How would I calculate points on the Peano curve?

Question

The Peano curve is often given as an example of a space filling curve which maps the unit line to the unit square. So, it is a function of the form $[0,1] \rightarrow [0,1]^2$? In which case can I evaluate it for given numbers like 0.2, 0.5 and 0.7? How would I calculate those points?

Answer 1

The approach I would take is to define the curve construction by a set of affine similarity transformations, each corresponding to a mapping from the unit square to part of the curve. Write the length parameter fraction in base(number of transformations) to index a sequential compositions of transformations, and take the limit to find the corresponding point in the unit square.

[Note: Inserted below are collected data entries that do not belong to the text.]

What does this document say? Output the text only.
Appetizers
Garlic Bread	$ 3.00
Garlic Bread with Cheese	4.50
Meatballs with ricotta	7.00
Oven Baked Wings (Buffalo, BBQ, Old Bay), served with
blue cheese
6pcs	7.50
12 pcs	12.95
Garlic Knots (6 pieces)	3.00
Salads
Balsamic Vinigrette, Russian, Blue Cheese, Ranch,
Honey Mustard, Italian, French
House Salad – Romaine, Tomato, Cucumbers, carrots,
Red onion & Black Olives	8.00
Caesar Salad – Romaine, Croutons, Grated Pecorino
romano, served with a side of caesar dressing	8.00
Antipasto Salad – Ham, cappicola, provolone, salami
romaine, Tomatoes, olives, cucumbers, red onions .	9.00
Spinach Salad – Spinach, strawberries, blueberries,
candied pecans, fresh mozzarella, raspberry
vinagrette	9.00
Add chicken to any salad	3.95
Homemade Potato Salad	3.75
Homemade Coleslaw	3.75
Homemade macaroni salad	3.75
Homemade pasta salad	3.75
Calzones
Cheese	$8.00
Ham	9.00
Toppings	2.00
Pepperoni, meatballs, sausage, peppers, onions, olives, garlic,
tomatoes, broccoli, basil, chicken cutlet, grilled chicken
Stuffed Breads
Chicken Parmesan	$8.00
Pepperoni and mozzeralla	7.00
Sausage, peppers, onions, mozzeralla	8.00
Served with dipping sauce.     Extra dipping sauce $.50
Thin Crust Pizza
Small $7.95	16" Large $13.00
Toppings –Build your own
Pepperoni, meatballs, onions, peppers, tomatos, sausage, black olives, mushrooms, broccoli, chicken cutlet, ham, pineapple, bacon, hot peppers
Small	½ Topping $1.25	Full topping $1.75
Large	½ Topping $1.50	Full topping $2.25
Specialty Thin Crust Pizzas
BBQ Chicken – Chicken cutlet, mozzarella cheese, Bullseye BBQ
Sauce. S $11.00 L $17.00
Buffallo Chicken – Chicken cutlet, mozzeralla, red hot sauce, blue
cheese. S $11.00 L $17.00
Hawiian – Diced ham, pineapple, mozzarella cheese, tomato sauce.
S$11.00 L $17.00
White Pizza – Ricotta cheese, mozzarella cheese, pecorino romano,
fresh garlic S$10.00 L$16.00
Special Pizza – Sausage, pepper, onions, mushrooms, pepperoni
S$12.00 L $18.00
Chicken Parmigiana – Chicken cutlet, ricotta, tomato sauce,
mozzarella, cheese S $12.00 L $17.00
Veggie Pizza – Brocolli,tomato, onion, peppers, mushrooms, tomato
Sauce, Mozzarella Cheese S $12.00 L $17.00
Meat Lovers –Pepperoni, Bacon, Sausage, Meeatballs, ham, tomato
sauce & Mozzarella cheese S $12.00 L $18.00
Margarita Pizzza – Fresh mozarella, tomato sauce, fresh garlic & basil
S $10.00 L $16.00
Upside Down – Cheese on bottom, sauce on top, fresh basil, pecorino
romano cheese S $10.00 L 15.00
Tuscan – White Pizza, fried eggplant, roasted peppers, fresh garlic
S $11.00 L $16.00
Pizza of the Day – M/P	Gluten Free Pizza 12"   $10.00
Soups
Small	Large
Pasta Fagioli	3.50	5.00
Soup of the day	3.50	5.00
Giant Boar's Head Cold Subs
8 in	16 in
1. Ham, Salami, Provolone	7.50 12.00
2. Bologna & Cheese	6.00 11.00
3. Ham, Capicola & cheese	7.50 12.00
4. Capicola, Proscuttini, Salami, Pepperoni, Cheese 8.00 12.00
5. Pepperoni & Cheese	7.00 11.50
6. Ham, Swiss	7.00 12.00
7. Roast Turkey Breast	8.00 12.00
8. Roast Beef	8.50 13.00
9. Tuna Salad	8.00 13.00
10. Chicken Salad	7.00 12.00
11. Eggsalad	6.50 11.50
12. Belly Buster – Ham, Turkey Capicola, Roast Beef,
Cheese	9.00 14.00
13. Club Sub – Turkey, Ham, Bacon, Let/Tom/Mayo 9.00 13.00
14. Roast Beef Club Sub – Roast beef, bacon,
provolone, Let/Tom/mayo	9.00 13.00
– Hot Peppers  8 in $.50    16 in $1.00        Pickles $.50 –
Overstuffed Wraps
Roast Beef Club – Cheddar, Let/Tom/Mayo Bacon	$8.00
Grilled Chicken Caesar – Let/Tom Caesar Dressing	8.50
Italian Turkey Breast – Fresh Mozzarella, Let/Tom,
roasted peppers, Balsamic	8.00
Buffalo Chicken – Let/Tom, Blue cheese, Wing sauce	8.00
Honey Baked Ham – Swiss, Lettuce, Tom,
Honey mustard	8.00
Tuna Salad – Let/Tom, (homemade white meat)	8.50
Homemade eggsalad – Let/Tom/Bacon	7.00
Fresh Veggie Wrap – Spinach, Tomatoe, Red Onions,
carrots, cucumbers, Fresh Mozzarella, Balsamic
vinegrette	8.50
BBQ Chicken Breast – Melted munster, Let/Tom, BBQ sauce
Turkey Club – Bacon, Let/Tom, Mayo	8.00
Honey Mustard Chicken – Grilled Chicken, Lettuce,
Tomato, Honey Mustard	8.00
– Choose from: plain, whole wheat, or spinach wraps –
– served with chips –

Using the Hilbert curve as an example because it has fewer and simpler transformations (the same approach applies to the Peano curve with $9$ transformations):

$$ \begin{aligned} f_0 \begin{pmatrix}x \\ y\end{pmatrix} &= \begin{pmatrix}0 & \frac{1}{2} \\ \frac{1}{2} & 0\end{pmatrix} \begin{pmatrix} x \\ y \end{pmatrix} \\ f_1 \begin{pmatrix}x \\ y\end{pmatrix} &= \begin{pmatrix}\frac{1}{2} & 0\\ 0 & \frac{1}{2} \end{pmatrix} \begin{pmatrix} x \\ y \end{pmatrix} + \begin{pmatrix}0 \\ \frac{1}{2}\end{pmatrix}\\ f_2 \begin{pmatrix}x \\ y\end{pmatrix} &= \begin{pmatrix}\frac{1}{2} & 0\\ 0 & \frac{1}{2} \end{pmatrix} \begin{pmatrix} x \\ y \end{pmatrix} + \begin{pmatrix}\frac{1}{2} \\ \frac{1}{2}\end{pmatrix}\\ f_3 \begin{pmatrix}x \\ y\end{pmatrix} &= \begin{pmatrix}0 & -\frac{1}{2}\\ -\frac{1}{2} & 0 \end{pmatrix} \begin{pmatrix} x \\ y \end{pmatrix} + \begin{pmatrix}1 \\ \frac{1}{2}\end{pmatrix}\\ \end{aligned} $$

Weight the transformations equally across the length parameter, because each maps to the same area. Now there are $4$ transformations, so write your parameter fraction in base $4$:

$$l = 0 . l_1 l_2 l_3 l_4 \ldots \text{ where } l_i \in \{0,1,2,3\}$$

which corresponds to a composition of transfomations:

$$f = f_{l_1} \circ f_{l_2} \circ f_{l_3} \circ f_{l_4} \circ \ldots$$

This infinite limit can be evaluated for rational length parameters using fixed point arguments, for example:

$$l = \frac{7}{12} = 0.2\overline{1}_4 \\ p_1 = f_1 (p_1) = \begin{pmatrix}0 \\ 1\end{pmatrix} \\ p = f_2 (p_1) = \begin{pmatrix}\frac{1}{2} \\ 1 \end{pmatrix}$$

For irrational length parameters, I don't know how to find the limit.